Background: Health-related social needs (HRSN) exacerbate poor health in patients with chronic medical conditions. The population of frequently hospitalized patients is heterogeneous, but many have unmet health related social needs. Multidisciplinary programs for this population emphasize longitudinal patient-provider relationships and intensive case management. Studies of these interventions have failed to demonstrate improved readmissions outcomes but have had success in building trust, screening for and addressing HRSN, and improving quality of life for frequently hospitalized patients. We sought to identify the impact of HRSN on hospital readmissions in a cohort of frequently hospitalized patients.

Methods: We performed a retrospective chart review of a cohort of frequently hospitalized patients previously studied in a randomized trial to identify HRSN. The study had three inclusion criteria: A) 3 or more 30-day inpatient hospital readmissions in a 12-month period, B) 2 or more readmissions plus referral from a care team member, or C) 2 readmissions plus 3 observation stays. Patients already followed by a multidisciplinary team (i.e. oncology, transplant) were excluded. The HRSN screened for included insurance status (dual-eligibility for Medicare and Medicaid), food insecurity, medication access issues (use of medication voucher), transportation insecurity (use of transportation voucher), and homelessness . We also examined chronic diseases such as sickle cell anemia, COPD, CHF, mood disorders, and substance use disorders. Univariate analysis and multiple logistic regression analysis were performed, with number of readmissions after 180 days as the independent variable.

Results: Univariate analysis found a statistically significant association between 180-day readmission and patients with current or former alcohol use [OR 2.6 (95% CI 1.3-5.2), p < 0.006], use of a transportation voucher [4.4 (95% CI 1.3-14.6), p< 0.02], use of a medication voucher [2.6 (95% CI 1.1-6.2), p< 0.03], and food insecurity [4.45 (95% CI 1.8-11.1), p< 0.001).
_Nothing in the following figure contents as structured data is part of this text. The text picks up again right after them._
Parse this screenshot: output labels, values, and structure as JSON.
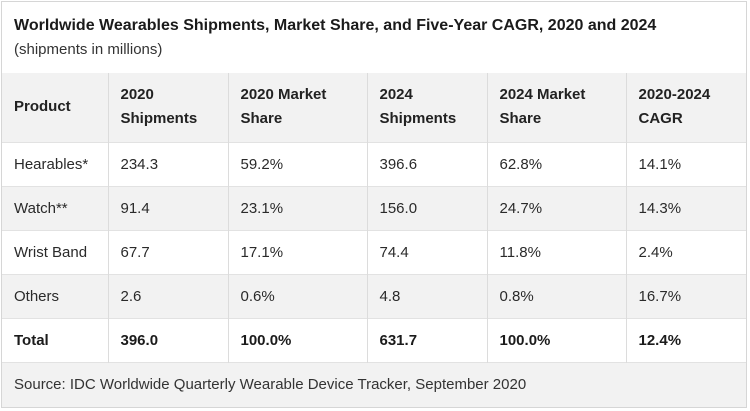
{
  "header": {
    "title": "Worldwide Wearables Shipments, Market Share, and Five-Year CAGR, 2020 and 2024",
    "subtitle": "(shipments in millions)"
  },
  "table": {
    "columns": [
      "Product",
      "2020 Shipments",
      "2020 Market Share",
      "2024 Shipments",
      "2024 Market Share",
      "2020-2024 CAGR"
    ],
    "rows": [
      [
        "Hearables*",
        "234.3",
        "59.2%",
        "396.6",
        "62.8%",
        "14.1%"
      ],
      [
        "Watch**",
        "91.4",
        "23.1%",
        "156.0",
        "24.7%",
        "14.3%"
      ],
      [
        "Wrist Band",
        "67.7",
        "17.1%",
        "74.4",
        "11.8%",
        "2.4%"
      ],
      [
        "Others",
        "2.6",
        "0.6%",
        "4.8",
        "0.8%",
        "16.7%"
      ]
    ],
    "total": [
      "Total",
      "396.0",
      "100.0%",
      "631.7",
      "100.0%",
      "12.4%"
    ]
  },
  "footer": {
    "source": "Source: IDC Worldwide Quarterly Wearable Device Tracker, September 2020"
  }
}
In multiple logistic regression analysis, associations were found between readmission and patients with current or former alcohol use [3.5 (95% CI 1.4-8.6)], transportation insecurity [5.1 (95% CI 1.1-23.4)] or food insecurity [5.7 (95% CI 1.5-21.6)]. All other associations were not significant.

Conclusions: Prior studies have identified food insecurity as an important factor in readmissions; fewer studies have looked at the impact of transportation insecurity on readmissions. Within our study cohort, we found that both food and transportation insecurity were associated with readmissions at the end of the 180-day study period. This may indicate that reducing readmissions is more challenging for patients with food and/or transportation insecurity. Future interventions for frequently hospitalized patients may consider focusing on patients with these specific HRSN to more successfully reduce hospital readmissions.